St. John, who also instructs Outward Bound, a wilderness adventure program, finds similarities between his two interests. "I think of [ALPS] as Outward Bound for language students. [Rassias] calls it Club Med for masochists."

Despite the hard work and long hours, many who have participated in the program as teachers, teaching assistants and students say they have found the experience valuable.

"It's as much an experience for us as it is for them," Vargas said. "We learn a lot from them and they learn from being here, because many of them are teachers and for ten days they become students. It changes their perspective on learning."
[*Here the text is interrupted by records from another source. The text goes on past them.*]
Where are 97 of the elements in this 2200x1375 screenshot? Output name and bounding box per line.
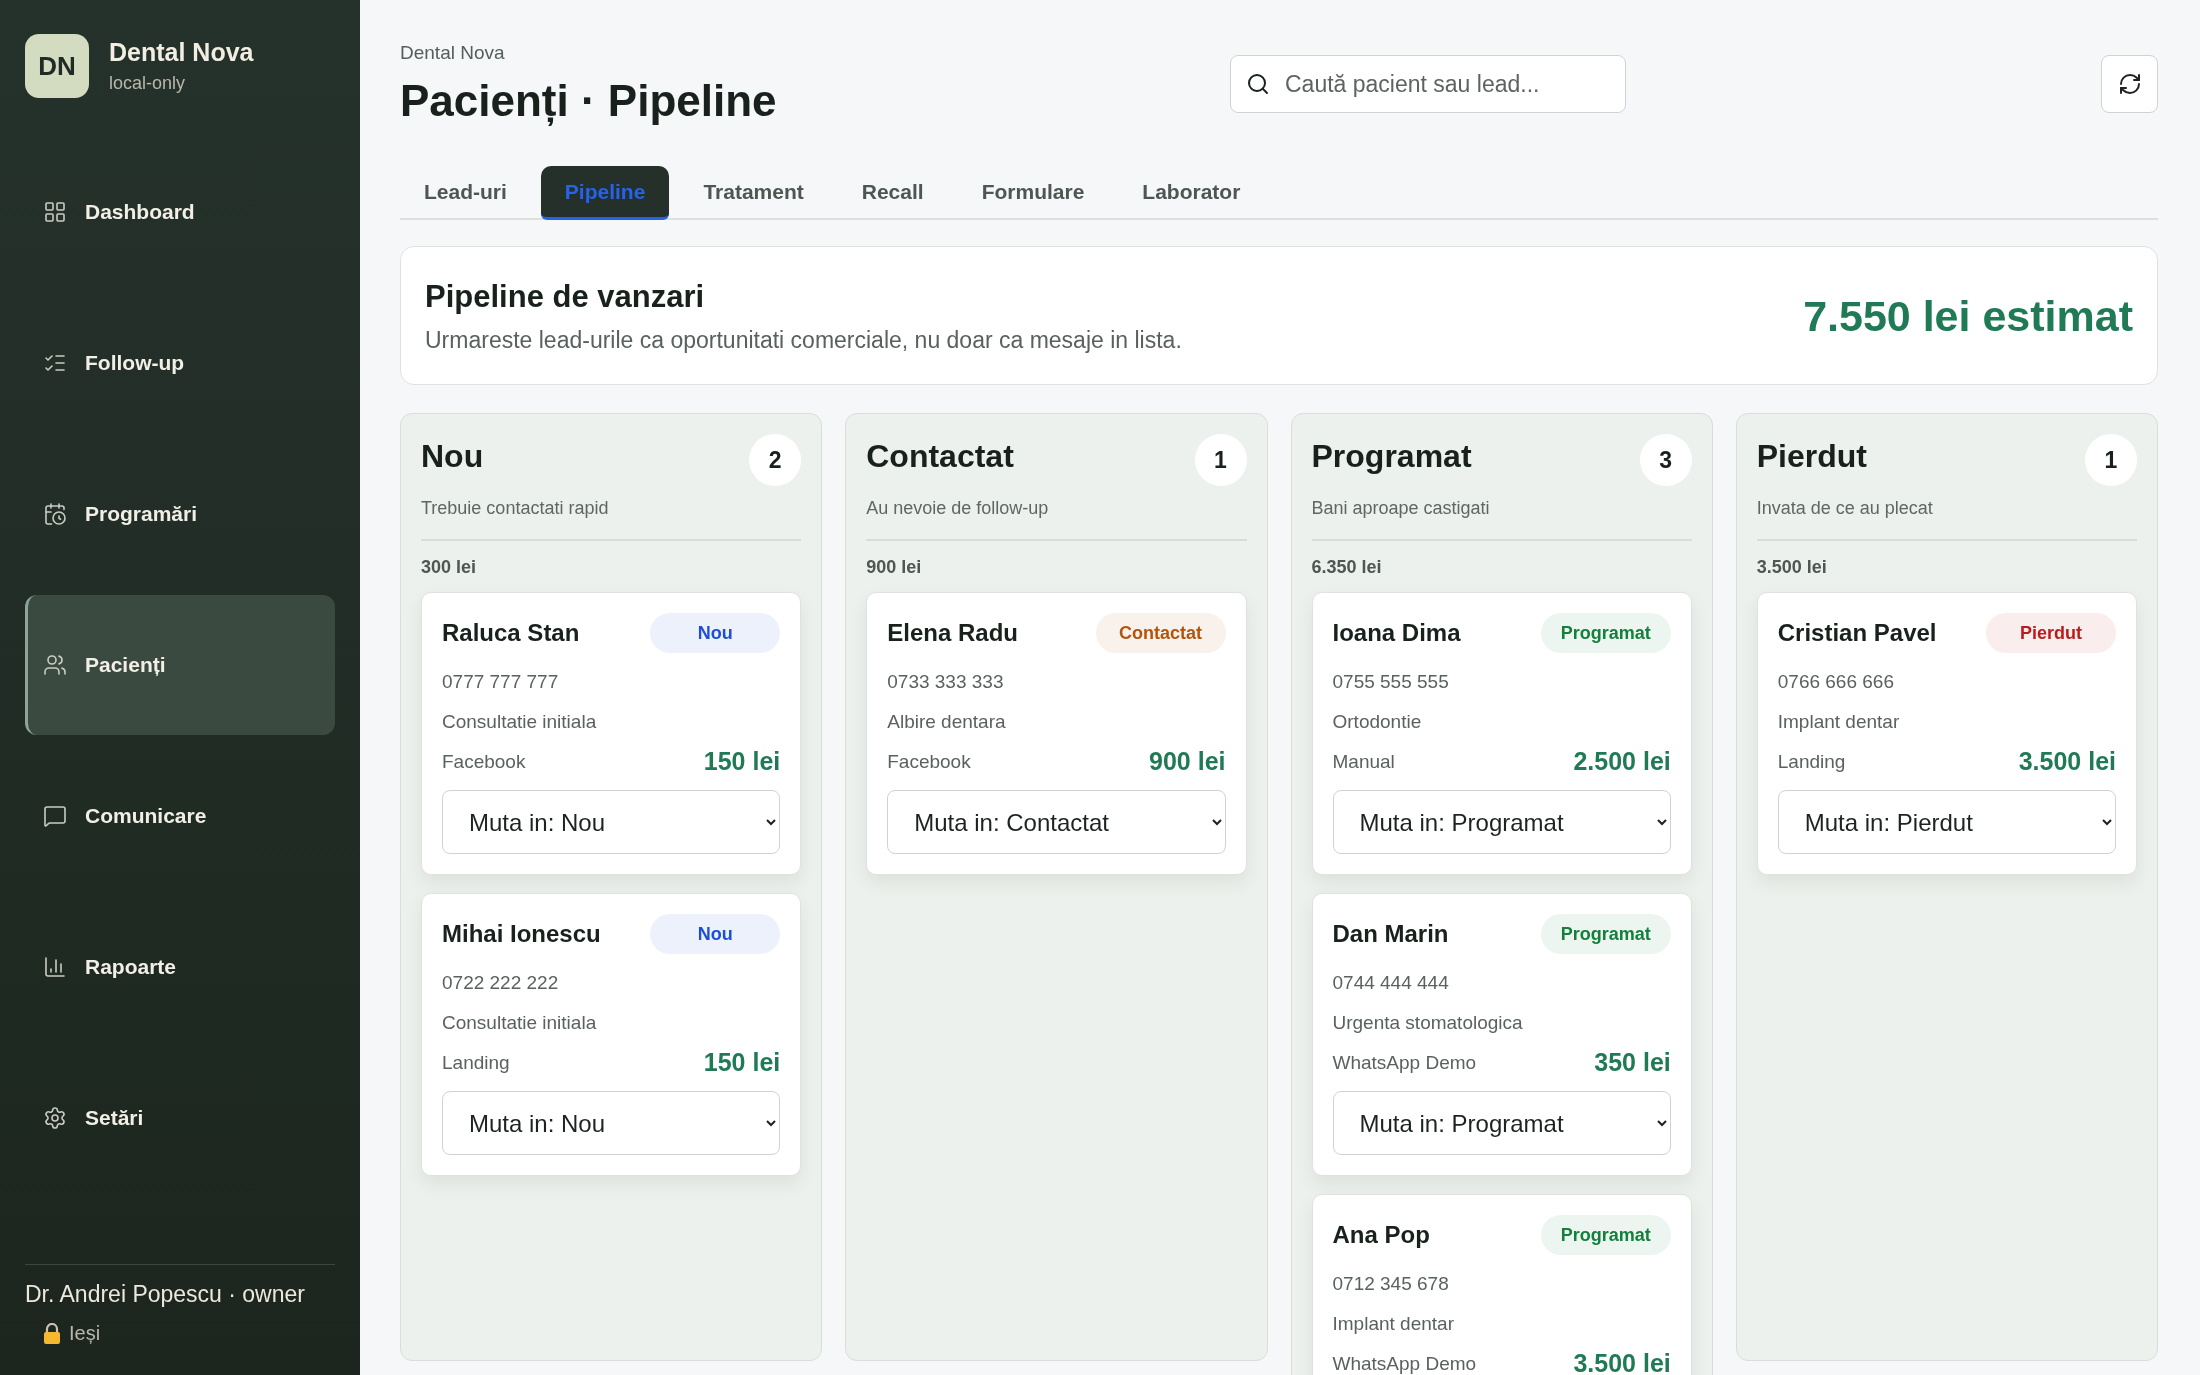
lead-amount: 150 lei: [703, 1048, 781, 1077]
page-title: Pacienți · Pipeline: [400, 76, 778, 126]
refresh-button[interactable]: [2101, 55, 2158, 113]
lead-amount: 3.500 lei: [1573, 1349, 1671, 1375]
column-subtitle: Bani aproape castigati: [1311, 498, 1692, 541]
lead-amount: 3.500 lei: [2018, 747, 2116, 776]
stage-select[interactable]: Muta in: Contactat: [887, 790, 1226, 854]
service-name: Ortodontie: [1332, 711, 1423, 733]
column-subtitle: Trebuie contactati rapid: [421, 498, 802, 541]
summary-title: Pipeline de vanzari: [425, 279, 706, 315]
lead-source: Manual: [1332, 750, 1395, 773]
stage-badge: Programat: [1540, 914, 1671, 954]
lead-name: Mihai Ionescu: [442, 920, 601, 948]
sidebar-item[interactable]: Rapoarte: [25, 897, 335, 1037]
stage-badge: Programat: [1540, 613, 1671, 653]
phone-number: 0712 345 678: [1332, 1273, 1450, 1295]
settings-icon: [43, 1106, 67, 1130]
sidebar-item[interactable]: Pacienți: [25, 595, 335, 735]
phone-number: 0744 444 444: [1332, 972, 1450, 994]
lead-source: WhatsApp Demo: [1332, 1352, 1477, 1375]
lead-source: WhatsApp Demo: [1332, 1051, 1477, 1074]
sidebar-item[interactable]: Setări: [25, 1048, 335, 1188]
lead-name: Dan Marin: [1332, 920, 1449, 948]
stage-select[interactable]: Muta in: Pierdut: [1777, 790, 2116, 854]
sidebar-item[interactable]: Programări: [25, 444, 335, 584]
column-subtitle: Au nevoie de follow-up: [866, 498, 1247, 541]
service-name: Implant dentar: [1777, 711, 1901, 733]
count-badge: 1: [1194, 434, 1247, 486]
search-icon: [1246, 72, 1270, 96]
service-name: Consultatie initiala: [442, 711, 598, 733]
phone-number: 0766 666 666: [1777, 671, 1895, 693]
column-total: 300 lei: [421, 557, 478, 578]
lead-source: Facebook: [442, 750, 526, 773]
chat-icon: [43, 804, 67, 828]
column-title: Pierdut: [1756, 438, 1867, 475]
tab[interactable]: Formulare: [957, 166, 1109, 220]
lead-name: Ana Pop: [1332, 1221, 1430, 1249]
column-total: 900 lei: [866, 557, 923, 578]
lead-source: Facebook: [887, 750, 971, 773]
lead-amount: 2.500 lei: [1573, 747, 1671, 776]
lead-amount: 350 lei: [1594, 1048, 1671, 1077]
stage-select[interactable]: Muta in: Nou: [442, 1091, 781, 1155]
stage-badge: Contactat: [1095, 613, 1226, 653]
stage-select[interactable]: Muta in: Programat: [1332, 790, 1671, 854]
stage-badge: Nou: [650, 914, 781, 954]
column-subtitle: Invata de ce au plecat: [1756, 498, 2137, 541]
bar-chart-icon: [43, 955, 67, 979]
sidebar-item[interactable]: Comunicare: [25, 746, 335, 886]
service-name: Urgenta stomatologica: [1332, 1012, 1524, 1034]
stage-badge: Pierdut: [1986, 613, 2116, 653]
stage-select[interactable]: Muta in: Nou: [442, 790, 781, 854]
tab[interactable]: Recall: [837, 166, 948, 220]
phone-number: 0777 777 777: [442, 671, 560, 693]
column-total: 3.500 lei: [1756, 557, 1828, 578]
count-badge: 1: [2085, 434, 2137, 486]
phone-number: 0722 222 222: [442, 972, 560, 994]
tab[interactable]: Laborator: [1118, 166, 1265, 220]
count-badge: 2: [749, 434, 802, 486]
user-name: Dr. Andrei Popescu · owner: [25, 1281, 306, 1308]
service-name: Consultatie initiala: [442, 1012, 598, 1034]
tab[interactable]: Tratament: [679, 166, 828, 220]
phone-number: 0733 333 333: [887, 671, 1005, 693]
lead-name: Cristian Pavel: [1777, 619, 1937, 647]
column-title: Programat: [1311, 438, 1472, 475]
column-title: Nou: [421, 438, 484, 475]
stage-badge: Nou: [650, 613, 781, 653]
logout-link[interactable]: Ieși: [25, 1322, 335, 1345]
stage-badge: Programat: [1540, 1215, 1671, 1255]
brand-name: Dental Nova: [109, 38, 254, 67]
service-name: Implant dentar: [1332, 1313, 1455, 1335]
column-title: Contactat: [866, 438, 1014, 475]
users-icon: [43, 653, 67, 677]
service-name: Albire dentara: [887, 711, 1007, 733]
count-badge: 3: [1639, 434, 1692, 486]
lead-source: Landing: [442, 1051, 510, 1074]
search-field[interactable]: Caută pacient sau lead...: [1230, 55, 1626, 113]
logo: DN: [25, 34, 89, 98]
phone-number: 0755 555 555: [1332, 671, 1450, 693]
lock-icon: [43, 1322, 61, 1345]
brand-subtitle: local-only: [109, 73, 187, 94]
lead-source: Landing: [1777, 750, 1846, 773]
column-total: 6.350 lei: [1311, 557, 1383, 578]
estimate-total: 7.550 lei estimat: [1803, 292, 2133, 341]
sidebar-item[interactable]: Follow-up: [25, 293, 335, 433]
dashboard-icon: [43, 200, 67, 224]
stage-select[interactable]: Muta in: Programat: [1332, 1091, 1671, 1155]
lead-name: Elena Radu: [887, 619, 1018, 647]
lead-amount: 150 lei: [703, 747, 781, 776]
summary-description: Urmareste lead-urile ca oportunitati comerciale, nu doar ca mesaje in lista.: [425, 327, 1182, 354]
lead-name: Ioana Dima: [1332, 619, 1461, 647]
lead-name: Raluca Stan: [442, 619, 580, 647]
tab[interactable]: Lead-uri: [400, 166, 531, 220]
lead-amount: 900 lei: [1149, 747, 1226, 776]
breadcrumb: Dental Nova: [400, 42, 506, 64]
sidebar-item[interactable]: Dashboard: [25, 142, 335, 282]
calendar-icon: [43, 502, 67, 526]
refresh-icon: [2117, 72, 2142, 96]
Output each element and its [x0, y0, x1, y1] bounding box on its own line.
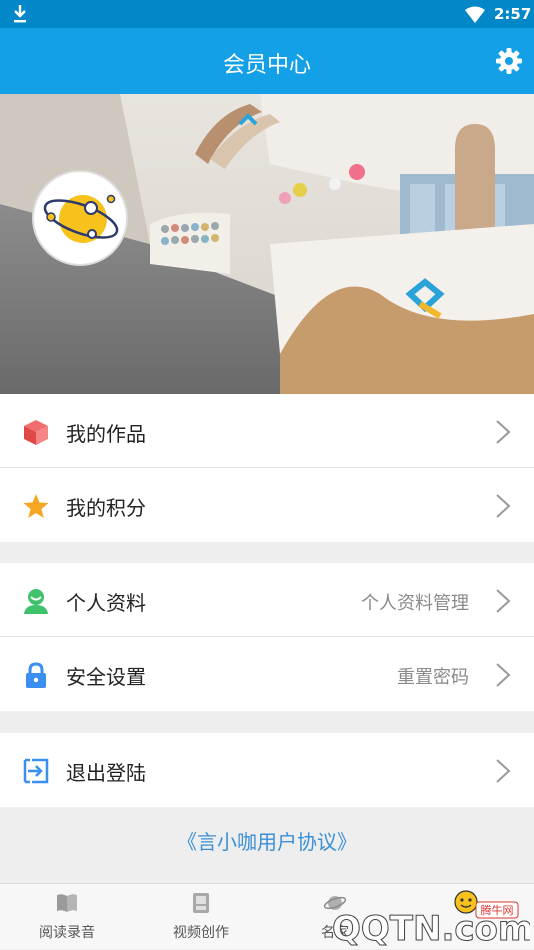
planet-logo-icon	[43, 194, 119, 243]
menu-item-detail: 重置密码	[397, 667, 469, 688]
status-time: 2:57	[494, 5, 532, 23]
tab-reading-recording[interactable]: 阅读录音	[0, 884, 134, 950]
menu-group-works: 我的作品 我的积分	[0, 394, 534, 542]
chevron-right-icon	[496, 420, 511, 444]
lock-icon	[26, 662, 46, 688]
menu-item-label: 安全设置	[66, 665, 146, 689]
menu-item-security[interactable]: 安全设置 重置密码	[0, 637, 534, 711]
menu-item-label: 我的积分	[66, 496, 146, 520]
avatar[interactable]	[32, 170, 128, 266]
menu-group-account: 个人资料 个人资料管理 安全设置 重置密码	[0, 563, 534, 711]
chevron-right-icon	[496, 759, 511, 783]
menu-item-my-works[interactable]: 我的作品	[0, 394, 534, 468]
chevron-right-icon	[496, 494, 511, 518]
svg-text:QQTN.com: QQTN.com	[332, 909, 530, 946]
page-title: 会员中心	[222, 53, 311, 78]
cube-icon	[24, 420, 48, 445]
tab-label: 阅读录音	[39, 925, 95, 941]
menu-item-profile[interactable]: 个人资料 个人资料管理	[0, 563, 534, 637]
download-icon	[14, 5, 26, 23]
status-bar: 2:57	[0, 0, 534, 28]
chevron-right-icon	[496, 663, 511, 687]
book-icon	[57, 894, 77, 912]
logout-icon	[23, 758, 49, 784]
video-icon	[193, 893, 209, 913]
user-agreement-link[interactable]: 《言小咖用户协议》	[0, 826, 534, 855]
app-bar: 会员中心	[0, 28, 534, 94]
tab-label: 视频创作	[173, 925, 229, 941]
gear-icon[interactable]	[494, 46, 524, 76]
chevron-right-icon	[496, 589, 511, 613]
wifi-icon	[465, 6, 485, 23]
menu-group-logout: 退出登陆	[0, 733, 534, 807]
menu-item-label: 我的作品	[66, 422, 146, 446]
watermark-logo: 腾牛网 QQTN.com	[332, 890, 530, 946]
user-icon	[24, 589, 48, 614]
star-icon	[23, 494, 49, 518]
menu-item-label: 个人资料	[66, 591, 146, 615]
menu-item-label: 退出登陆	[66, 761, 146, 785]
menu-item-my-points[interactable]: 我的积分	[0, 468, 534, 542]
menu-item-logout[interactable]: 退出登陆	[0, 733, 534, 807]
menu-item-detail: 个人资料管理	[361, 593, 469, 614]
tab-video-creation[interactable]: 视频创作	[134, 884, 268, 950]
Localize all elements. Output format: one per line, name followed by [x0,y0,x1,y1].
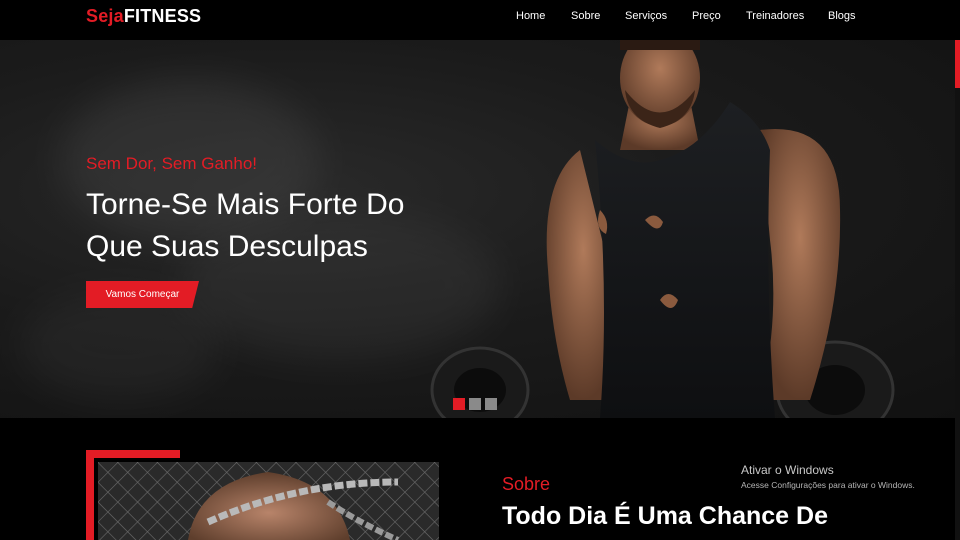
carousel-dot-2[interactable] [469,398,481,410]
carousel-dot-3[interactable] [485,398,497,410]
nav-sobre[interactable]: Sobre [571,10,600,22]
windows-watermark-subtitle: Acesse Configurações para ativar o Windo… [741,480,915,490]
carousel-indicators [453,398,497,410]
hero-title: Torne-Se Mais Forte Do Que Suas Desculpa… [86,188,405,263]
windows-activation-watermark: Ativar o Windows Acesse Configurações pa… [741,463,915,490]
hero-photo-man-with-barbell [430,40,895,418]
nav-servicos[interactable]: Serviços [625,10,667,22]
about-title: Todo Dia É Uma Chance De [502,502,828,530]
windows-watermark-title: Ativar o Windows [741,463,834,477]
page-scrollbar[interactable] [955,40,960,540]
carousel-dot-1[interactable] [453,398,465,410]
nav-treinadores[interactable]: Treinadores [746,10,804,22]
navbar: SejaFITNESS Home Sobre Serviços Preço Tr… [0,0,960,40]
nav-home[interactable]: Home [516,10,545,22]
hero-subtitle: Sem Dor, Sem Ganho! [86,154,258,173]
nav-blogs[interactable]: Blogs [828,10,856,22]
about-photo-man-with-chains [98,462,439,540]
nav-preco[interactable]: Preço [692,10,721,22]
hero-carousel: Sem Dor, Sem Ganho! Torne-Se Mais Forte … [0,40,960,418]
scrollbar-thumb[interactable] [955,40,960,88]
get-started-button[interactable]: Vamos Começar [86,281,199,308]
about-label: Sobre [502,474,551,494]
main-nav: Home Sobre Serviços Preço Treinadores Bl… [0,10,960,30]
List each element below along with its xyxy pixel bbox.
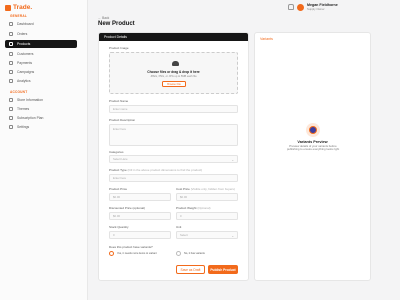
chart-icon [9,79,13,83]
browse-file-button[interactable]: Browse File [162,81,186,87]
crown-icon [9,116,13,120]
discounted-price-label: Discounted Price (optional) [109,206,146,210]
upload-hint: JPEG, PNG, or JPG up to 5MB each file [150,75,197,78]
variants-panel: Variants Variants Preview Preview detail… [254,32,371,281]
user-profile[interactable]: Megan Fieldhorne Supply Owner [288,3,338,11]
unit-label: Unit [176,225,182,229]
sidebar-item-subscription-plan[interactable]: Subscription Plan [5,114,77,122]
account-section-label: ACCOUNT [10,90,28,94]
unit-select[interactable]: Select ⌄ [176,231,238,239]
cart-icon [9,32,13,36]
variant-no-label: No, it has variants [184,252,205,255]
avatar[interactable] [297,3,304,11]
page-title: New Product [98,21,135,27]
user-info: Megan Fieldhorne Supply Owner [307,3,338,11]
image-upload-dropzone[interactable]: Choose files or drag & drop it here JPEG… [109,52,238,94]
upload-instruction: Choose files or drag & drop it here [147,70,200,74]
radio-selected[interactable] [109,251,114,256]
categories-select[interactable]: Select Here ⌄ [109,155,238,163]
chevron-down-icon: ⌄ [231,158,234,162]
variants-question: Does this product have variants? [109,245,153,249]
product-details-card: Product Details Product Image Choose fil… [98,32,249,281]
categories-label: Categories [109,150,124,154]
box-icon [9,42,13,46]
general-section-label: GENERAL [10,14,27,18]
product-price-label: Product Price [109,187,128,191]
cost-price-label: Cost Price (Visible only, hidden from bu… [176,187,235,191]
product-name-input[interactable]: Enter name [109,105,238,113]
product-type-input[interactable]: Enter here [109,174,238,182]
eye-icon [306,123,320,137]
grid-icon [9,22,13,26]
product-weight-label: Product Weight (Optional) [176,206,210,210]
upload-cloud-icon [172,61,179,66]
chevron-down-icon: ⌄ [231,234,234,238]
cost-price-hint: (Visible only, hidden from buyers) [190,187,235,191]
product-description-label: Product Description [109,118,136,122]
sidebar-item-campaigns[interactable]: Campaigns [5,68,77,76]
product-description-input[interactable]: Enter here [109,124,238,146]
categories-value: Select Here [113,157,128,161]
variants-title: Variants [260,37,273,41]
unit-value: Select [180,233,188,237]
publish-product-button[interactable]: Publish Product [208,265,238,274]
sidebar-item-themes[interactable]: Themes [5,105,77,113]
sidebar-item-dashboard[interactable]: Dashboard [5,20,77,28]
radio-unselected[interactable] [176,251,181,256]
app-logo[interactable]: Trade. [5,4,32,11]
product-name-label: Product Name [109,99,129,103]
users-icon [9,52,13,56]
palette-icon [9,107,13,111]
sidebar-item-store-information[interactable]: Store Information [5,96,77,104]
card-icon [9,61,13,65]
eye-pupil-icon [309,126,317,134]
logo-icon [5,4,11,11]
product-weight-label-text: Product Weight [176,206,197,210]
variants-preview-desc: Preview details of your variants before … [286,144,340,152]
product-image-label: Product Image [109,46,129,50]
product-weight-hint: (Optional) [197,206,211,210]
product-details-header: Product Details [99,33,248,41]
product-weight-input[interactable]: 0 [176,212,238,220]
sidebar-item-analytics[interactable]: Analytics [5,77,77,85]
sidebar-item-orders[interactable]: Orders [5,30,77,38]
store-icon [9,98,13,102]
sidebar: Trade. GENERAL Dashboard Orders Products… [0,0,88,300]
discounted-price-input[interactable]: $0.00 [109,212,171,220]
breadcrumb-back[interactable]: ← Back [98,16,109,20]
product-price-input[interactable]: $0.00 [109,193,171,201]
stock-quantity-input[interactable]: 0 [109,231,171,239]
sidebar-item-customers[interactable]: Customers [5,50,77,58]
save-as-draft-button[interactable]: Save as Draft [176,265,205,274]
product-type-hint: (Fill in the above product dimensions to… [127,168,203,172]
cost-price-input[interactable]: $0.00 [176,193,238,201]
variant-yes-label: Yes, it needs more items to variant [117,252,157,255]
sidebar-item-products[interactable]: Products [5,40,77,48]
variant-yes-option[interactable]: Yes, it needs more items to variant [109,251,157,256]
cost-price-label-text: Cost Price [176,187,190,191]
product-type-label: Product Type (Fill in the above product … [109,168,202,172]
stock-quantity-label: Stock Quantity [109,225,129,229]
gear-icon [9,125,13,129]
product-type-label-text: Product Type [109,168,127,172]
user-role: Supply Owner [307,7,325,11]
bell-icon[interactable] [288,4,294,10]
variant-no-option[interactable]: No, it has variants [176,251,205,256]
sidebar-item-payments[interactable]: Payments [5,59,77,67]
sidebar-item-settings[interactable]: Settings [5,123,77,131]
megaphone-icon [9,70,13,74]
"In 10 days it's amazing how much Spanish you can pick up," Mary Gegerias, a French Professor at Pine Manor College in Massachusetts said. "Obviously it works."

For Gegerias, learning Spanish has meant familiarizing herself with learning a new language, an experience she hopes will help her own introductory language teaching.

Gegerias is a member of the Dartmouth/Dana Collaborative Project which brings scholars from liberal arts colleges all over the country here to learn innovative and exciting ways to teach language and culture. The project is in its fifth year.

As part of the program, which lasts from June 21 to August 12, participants have a chance to take a language session with ALPS students. While some scholars choose a new language, others took the opportunity to reacquaint themselves with a language they learned some time back.

Warren Ashby, a professor of German at Bethune Cookman College in Daytona Beach, Fla. is learning Spanish for the second time, taking advantage of what she calls a "more effective method than the way I learned it 25 years ago."

The next session, which begins Sunday, July 11 will offer English as a second language, Chinese, Russian, Spanish and French.